Sono poco più di 100 i minuti di volo che separano Roma dalla capitale della Romania, un mercato uscito un po’ dai radar rispetto a qualche anno fa, ma oggi - stando ai dati più recenti dell’Economist Intelligence Unit – e soprattutto nel prossimo quinquennio (2016-2020), capace di offrire prospettive di miglioramento in termini di business environment e crescita economica ragguardevoli, con un incremento medio del PIL annuo intorno al 3,5%.

Avevamo già approfondito con un’intervista al Direttore dell’ICE-Agenzia di Bucarest, le potenzialità del Paese per le nostre imprese, così come la forte partnership che ci lega all’antica Dacia. Oggi il Paese sembra aver ritrovato una relativa stabilità politica dopo la drammatica notte del 31 ottobre 2015, quando il caos causato dall’incendio in una discoteca di Bucarest dal pesantissimo bilancio (27 morti e 180 feriti), divenne immediatamente il simbolo della diffusa mancanza di rispetto delle regole nel Paese, scatenando la rivolta popolare che ha poi costretto nel giro di 2-3 settimane - l’allora primo ministro socialdemocratico Victor Ponta - a rassegnare le dimissioni.

Oggi la Romania è guidata da un esecutivo tecnocratico, capeggiato dall’ex commissario europeo Dacian Ciolos che accompagnerà il Paese fino alle prossime elezioni politiche programmate nel prossimo mese di dicembre e che dovrebbero vedere il trionfo di una coalizione di centro-destra secondo i sondaggi.

Fino a circa dieci anni fa, Bucarest era definita da molti economisti come “La Tigre dei Balcani” in ragione del suo alto tasso di crescita e del suo elevato appeal nei confronti degli investitori esteri.
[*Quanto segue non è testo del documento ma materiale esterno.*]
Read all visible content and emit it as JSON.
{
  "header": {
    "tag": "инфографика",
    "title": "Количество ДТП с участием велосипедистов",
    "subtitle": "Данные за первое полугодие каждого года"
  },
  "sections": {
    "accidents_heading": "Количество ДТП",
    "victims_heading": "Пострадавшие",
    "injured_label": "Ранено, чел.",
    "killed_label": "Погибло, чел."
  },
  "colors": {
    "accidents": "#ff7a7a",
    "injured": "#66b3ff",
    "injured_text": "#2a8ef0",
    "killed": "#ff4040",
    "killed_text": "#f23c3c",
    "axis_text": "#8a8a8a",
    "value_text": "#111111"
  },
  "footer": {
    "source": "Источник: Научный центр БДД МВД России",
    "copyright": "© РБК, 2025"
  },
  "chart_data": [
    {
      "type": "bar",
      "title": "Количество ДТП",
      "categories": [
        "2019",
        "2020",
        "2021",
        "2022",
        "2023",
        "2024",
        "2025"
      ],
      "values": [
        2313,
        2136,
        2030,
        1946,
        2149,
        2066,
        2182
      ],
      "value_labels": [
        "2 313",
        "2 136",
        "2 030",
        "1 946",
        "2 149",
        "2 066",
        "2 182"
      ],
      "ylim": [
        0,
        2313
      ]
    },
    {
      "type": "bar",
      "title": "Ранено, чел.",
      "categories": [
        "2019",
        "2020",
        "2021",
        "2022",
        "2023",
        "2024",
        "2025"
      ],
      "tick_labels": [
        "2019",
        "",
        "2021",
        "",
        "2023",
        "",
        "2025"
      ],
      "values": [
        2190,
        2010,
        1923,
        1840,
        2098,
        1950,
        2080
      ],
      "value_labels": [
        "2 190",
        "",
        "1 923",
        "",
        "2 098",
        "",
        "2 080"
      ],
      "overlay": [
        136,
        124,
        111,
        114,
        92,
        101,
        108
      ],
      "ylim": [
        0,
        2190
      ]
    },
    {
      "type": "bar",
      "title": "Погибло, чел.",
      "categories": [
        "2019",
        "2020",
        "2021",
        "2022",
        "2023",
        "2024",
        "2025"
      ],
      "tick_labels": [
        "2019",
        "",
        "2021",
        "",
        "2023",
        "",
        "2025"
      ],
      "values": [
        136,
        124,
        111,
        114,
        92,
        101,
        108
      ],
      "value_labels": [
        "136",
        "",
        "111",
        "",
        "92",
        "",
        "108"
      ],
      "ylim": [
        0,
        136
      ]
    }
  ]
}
Tuttavia, nel periodo 2009-2012, il rallentamento dovuto alla crisi economica internazionale è stato evidente e le conseguenze visibili.
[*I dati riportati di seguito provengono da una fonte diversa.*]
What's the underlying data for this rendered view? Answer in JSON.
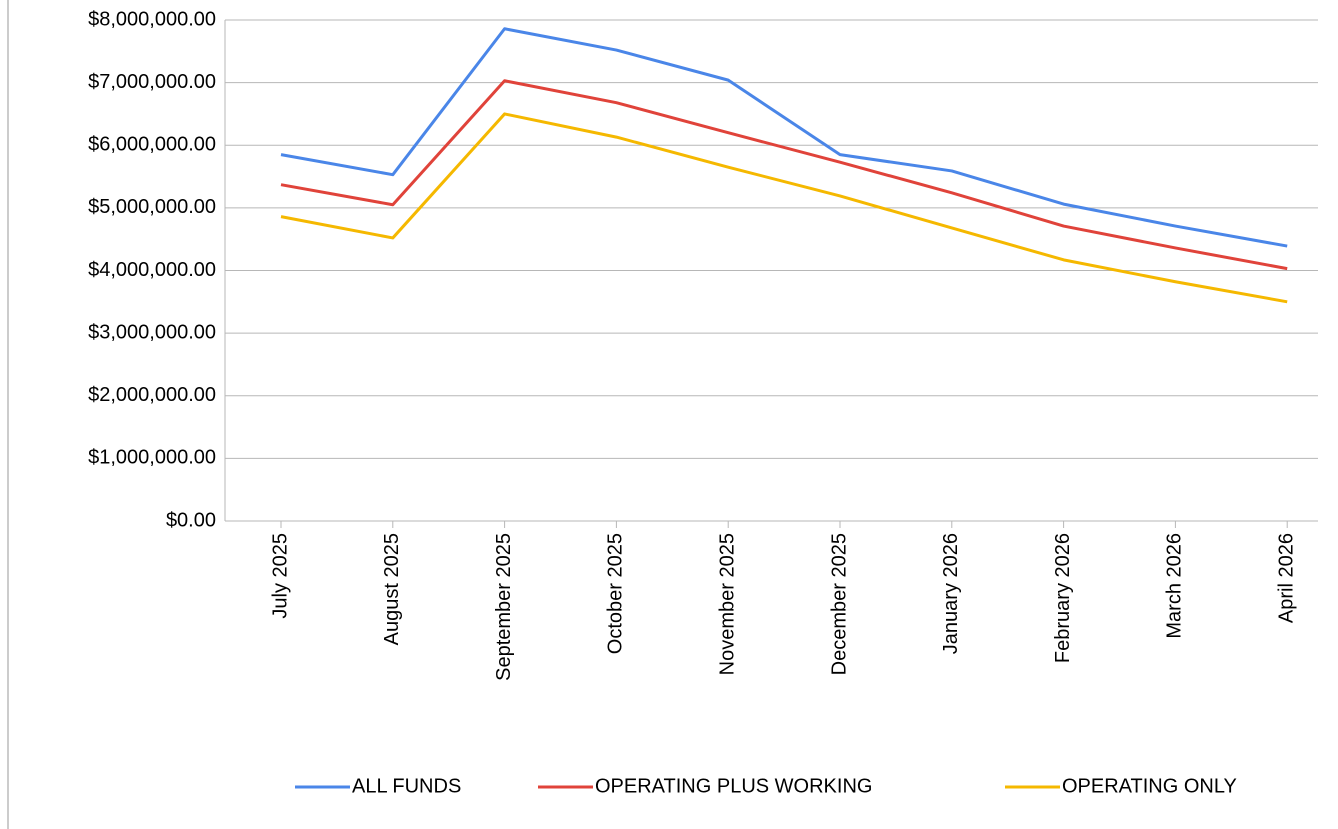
{
  "chart_data": {
    "type": "line",
    "categories": [
      "July 2025",
      "August 2025",
      "September 2025",
      "October 2025",
      "November 2025",
      "December 2025",
      "January 2026",
      "February 2026",
      "March 2026",
      "April 2026"
    ],
    "series": [
      {
        "name": "ALL FUNDS",
        "color": "#4a86e8",
        "values": [
          5850000,
          5530000,
          7860000,
          7520000,
          7040000,
          5850000,
          5590000,
          5060000,
          4710000,
          4390000
        ]
      },
      {
        "name": "OPERATING PLUS WORKING",
        "color": "#e0433a",
        "values": [
          5370000,
          5050000,
          7030000,
          6680000,
          6200000,
          5730000,
          5240000,
          4710000,
          4360000,
          4030000
        ]
      },
      {
        "name": "OPERATING ONLY",
        "color": "#f5b800",
        "values": [
          4860000,
          4520000,
          6500000,
          6130000,
          5650000,
          5190000,
          4680000,
          4170000,
          3820000,
          3500000
        ]
      }
    ],
    "ylim": [
      0,
      8000000
    ],
    "yticks": [
      {
        "value": 0,
        "label": "$0.00"
      },
      {
        "value": 1000000,
        "label": "$1,000,000.00"
      },
      {
        "value": 2000000,
        "label": "$2,000,000.00"
      },
      {
        "value": 3000000,
        "label": "$3,000,000.00"
      },
      {
        "value": 4000000,
        "label": "$4,000,000.00"
      },
      {
        "value": 5000000,
        "label": "$5,000,000.00"
      },
      {
        "value": 6000000,
        "label": "$6,000,000.00"
      },
      {
        "value": 7000000,
        "label": "$7,000,000.00"
      },
      {
        "value": 8000000,
        "label": "$8,000,000.00"
      }
    ],
    "grid": true,
    "legend": "bottom"
  }
}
Oggi si è giunti ad un punto di svolta quanto meno potenziale, con le riforme messe in campo dal governo che, unite al grande potenziale di sviluppo del Paese che può contare su risorse naturali in abbondanza, una popolazione fortemente predisposta al consumo e una forza lavoro istruita ed a basso costo, aprono scenari interessanti, sia per chi vuole esportare e sia per chi vuole investire in uno dei principali mercati dell’Europa dell’Est.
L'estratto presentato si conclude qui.